Getting an idea for a picture book can be the trickiest part of the process. But sometimes you get lucky, and an idea is given to you.

 

In March of 2017, I was out of town caring for my dad, who’d been seriously ill. I had been too stressed and busy with the demands of caregiving to even think about writing, so when I received an email from one of my editors, it felt like a reminder of a former life.

 

The editor said she’d been thinking about kindness, and that she’d like to do a book about it. Was I interested?

 

Absolutely! But I told her my current situation, fearful that once she learned I was temporarily out of commission, she’d ask someone else instead. She responded that whenever I had something to share, she’d love to see it—a kindness in itself.

 

After I got home, I started playing with the idea. Important as kindness is to me, it seemed like a tricky topic for a picture book because I worried that a manuscript could easily drift towards the saccharine.

 

I started making lists of kindnesses, then tried to shoehorn them into a manuscript. Months later, I sent my editor a draft of a text which contained phrases like this:

 

Kindness is stirring and sprinkling and soup. Kindness is planning and paint

and a home. Kindness is seeds and a feeder and full tummies. Kindness is tiptoes and whispers and dreams.

 

She responded that she thought this direction could work, and made some suggestions. I revised it a time or two. But there was a problem.

 

This didn’t feel like my writing.

 

It’s important to me—as it probably is to most writers—that my work feel authentic. That it feel like me, even if the original idea comes from someone else.

 

This didn’t. Except for one line: “Kindness is a cup and a card and freedom.”

 

During the early stage of the manuscript, I’d noticed a clear plastic cup and an index card on my coffee table.
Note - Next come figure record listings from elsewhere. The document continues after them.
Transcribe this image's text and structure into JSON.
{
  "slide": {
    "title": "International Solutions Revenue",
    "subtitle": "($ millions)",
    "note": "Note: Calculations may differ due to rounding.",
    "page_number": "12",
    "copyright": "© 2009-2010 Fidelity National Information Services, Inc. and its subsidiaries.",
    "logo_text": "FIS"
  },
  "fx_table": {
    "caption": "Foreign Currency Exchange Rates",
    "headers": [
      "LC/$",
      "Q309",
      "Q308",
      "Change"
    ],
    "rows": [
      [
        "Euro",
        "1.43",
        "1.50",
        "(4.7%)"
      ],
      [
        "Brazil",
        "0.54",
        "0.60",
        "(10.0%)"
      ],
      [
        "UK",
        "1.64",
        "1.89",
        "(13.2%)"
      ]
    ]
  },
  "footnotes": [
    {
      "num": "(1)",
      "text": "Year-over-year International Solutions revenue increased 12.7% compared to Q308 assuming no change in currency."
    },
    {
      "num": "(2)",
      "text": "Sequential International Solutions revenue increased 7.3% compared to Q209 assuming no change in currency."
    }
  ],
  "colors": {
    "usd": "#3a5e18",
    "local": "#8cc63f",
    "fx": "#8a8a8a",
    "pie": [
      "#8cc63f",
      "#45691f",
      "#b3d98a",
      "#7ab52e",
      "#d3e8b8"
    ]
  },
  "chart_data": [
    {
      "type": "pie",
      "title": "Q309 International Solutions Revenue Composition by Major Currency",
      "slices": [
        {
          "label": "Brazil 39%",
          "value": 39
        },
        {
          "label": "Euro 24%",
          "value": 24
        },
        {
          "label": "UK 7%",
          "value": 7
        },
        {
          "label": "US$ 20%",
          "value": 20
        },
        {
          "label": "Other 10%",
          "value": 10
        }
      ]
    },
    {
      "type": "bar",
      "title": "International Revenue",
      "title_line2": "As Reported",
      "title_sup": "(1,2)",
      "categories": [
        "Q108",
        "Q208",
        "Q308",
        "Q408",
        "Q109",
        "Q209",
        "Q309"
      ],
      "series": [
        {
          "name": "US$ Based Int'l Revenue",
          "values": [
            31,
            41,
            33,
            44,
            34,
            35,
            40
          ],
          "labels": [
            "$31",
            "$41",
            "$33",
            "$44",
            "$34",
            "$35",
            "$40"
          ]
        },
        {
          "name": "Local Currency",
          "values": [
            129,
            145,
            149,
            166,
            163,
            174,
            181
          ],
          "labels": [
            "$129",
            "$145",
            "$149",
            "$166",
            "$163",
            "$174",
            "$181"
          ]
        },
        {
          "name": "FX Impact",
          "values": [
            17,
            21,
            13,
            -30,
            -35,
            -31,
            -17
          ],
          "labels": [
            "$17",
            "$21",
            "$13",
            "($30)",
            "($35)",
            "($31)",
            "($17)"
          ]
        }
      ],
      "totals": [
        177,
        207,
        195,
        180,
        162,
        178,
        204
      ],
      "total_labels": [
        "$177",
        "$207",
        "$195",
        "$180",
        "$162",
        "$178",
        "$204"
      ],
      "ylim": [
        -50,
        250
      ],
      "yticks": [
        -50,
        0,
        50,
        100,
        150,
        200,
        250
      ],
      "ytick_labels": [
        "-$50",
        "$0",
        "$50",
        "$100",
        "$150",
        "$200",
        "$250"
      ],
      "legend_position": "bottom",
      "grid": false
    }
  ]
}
I’d used them to capture a spider and set it free outside, something I always do. The phrase cup and card kindness had popped into my head, and I’d immediately scribbled it down. I loved it: the rhythm, the meaning, and the fact that without an illustration, it was incomprehensible.

 

So I started again, this time with telegraphic verse: Cup and card kindness. Rake and yard kindness. This felt like me! But the rhythm meant each kindness needed three and only three syllables: not impossible, but quite limiting.

 

But then I hit on the missing piece of the puzzle: the book could be essentially a slow camera pan around a town, starting with a girl freeing a bug, moving through her neighborhood, going downtown, then to an animal shelter, to a park, back to the neighborhood, and finally ending up with the same girl freeing a bug again.

 

That felt like me, and it felt like a picture book! The continuity of the illustrations would help the book feel cohesive. And when I ran the concept past my editor, almost exactly eleven months after she’d approached me about the idea, she immediately responded, “YESSSSSSSSSSS! YES. This is it. This is the one!”

 

Phew!

 

I wrote the manuscript in verse—not a terse verse, but one that’s cheery and bouncy (one more bit of anti-saccharine insurance). Before long, the manuscript was polished and off to the wonderful illustrator, Irene Chan. And now, finally, it’s on bookstore shelves!

 

I see kindness as the ultimate connector in an increasingly divided society. I’ve filled Finding Kindness with small acts of kindness. Little things that kids can see in their own lives. Things they can do for each other. Things parents and teachers can point out and share.

 

Focusing on the kindness around me, like my editor giving me the time I needed to write this manuscript, helps me to see the good in the world. I hope Finding Kindness will help kids to see it, too—and to be part of it themselves.

 

Deborah Underwood grew up in Walla Walla, Washington. She is the author of many books for children, including the New York Times–bestselling The Quiet Book. When she’s not writing, you might find her singing in a chamber choir, playing a ukulele, walking around in Golden Gate Park, baking vegan cookies, or petting any dogs, cats, pigs, or turkeys that happen to be nearby.